Description
Plasma streaming instabilities driven by ultrarelativistic charged particle beams in dense ambient plasmas play a central role in astrophysical and laboratory settings [1]. However, their numerical modeling is hampered by the large disparity in dynamical scales between the beam and plasma particles.
Here, we leverage the quasistatic approximation (QSA)–widely used in the context of plasma accelerators [2]–to develop a unified model of unstable modes in the realistic case where the beam continuously encounters fresh plasma at its leading edge. Unlike previous works [3,4], we do not adopt the slowly varying envelope approximation (SVEA). This allows us to capture the unstable modes developing throughout the beam region, and thus to clarify the interplay of the current filamentation (CFI) and oblique-two-stream (OTSI) instabilities, under conditions where standard theory predicts dominance of the OTSI [1]. By contrast, we find that spatiotemporal CFI modes prevail near the front–precisely where the SVEA breaks down–and are superseded by the spatiotemporal OTSI further away.

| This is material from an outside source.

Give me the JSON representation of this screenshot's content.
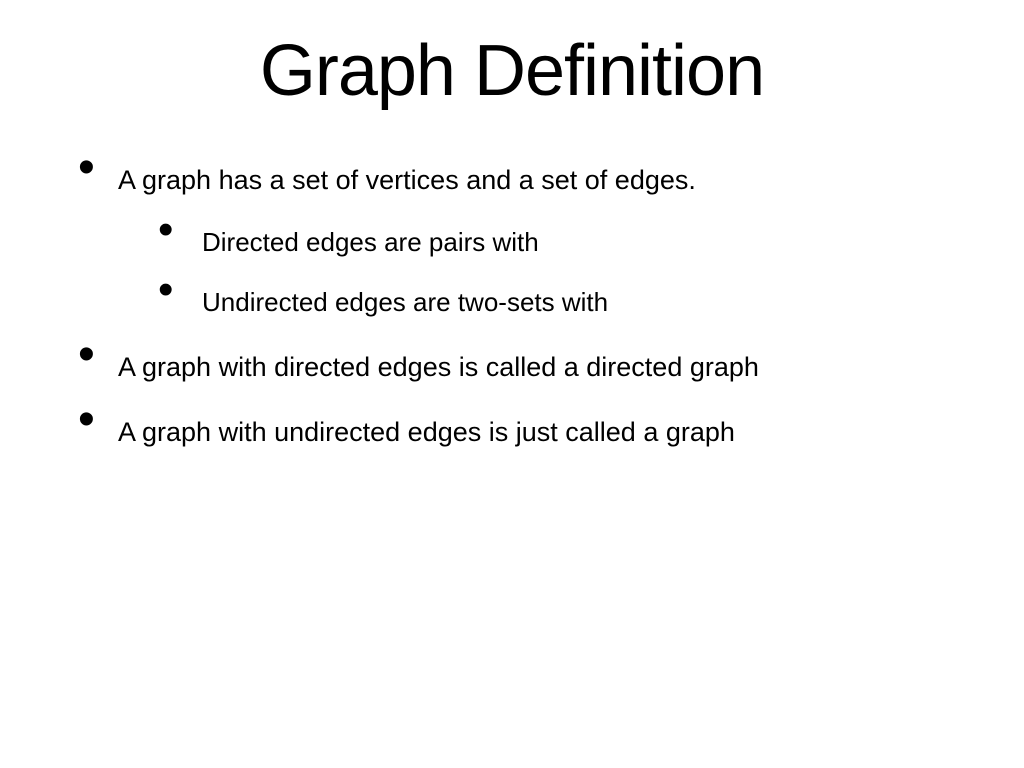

We benchmark our theory against high-resolution particle-in-cell (PIC) simulations and QSA-based PIC (QS-PIC) simulations performed using our newly developed QuaSSis code [5]. We demonstrate that the dramatic computational speedup offered by the QS-PIC method makes it possible to probe extreme beam-plasma interactions, such as those expected in the context of blazar jets.
Finally, we extend our theory to collisional systems. We show analytically that the collisionality of the background plasma entails a more complex instability dynamics, involving a succession of spatiotemporal and temporal variants of the CFI and OTSI, which is well reproduced by low-noise collisional QS-PIC simulations.
References
[1] A. Bret et al., Phys. Plasmas 17, 120501 (2010).
[2] P. Sprangle et al., Phys. Rev. A 41, 4463 (1990).
[3] V. B. Pathak et al., New J. Phys. 17, 043049 (2015).
[4] P. San Miguel Claveria et al., Phys. Rev. Res. 4, 023085 (2022).
[5] Q. Labro et al., arXiv:2506.18567v1 (2025).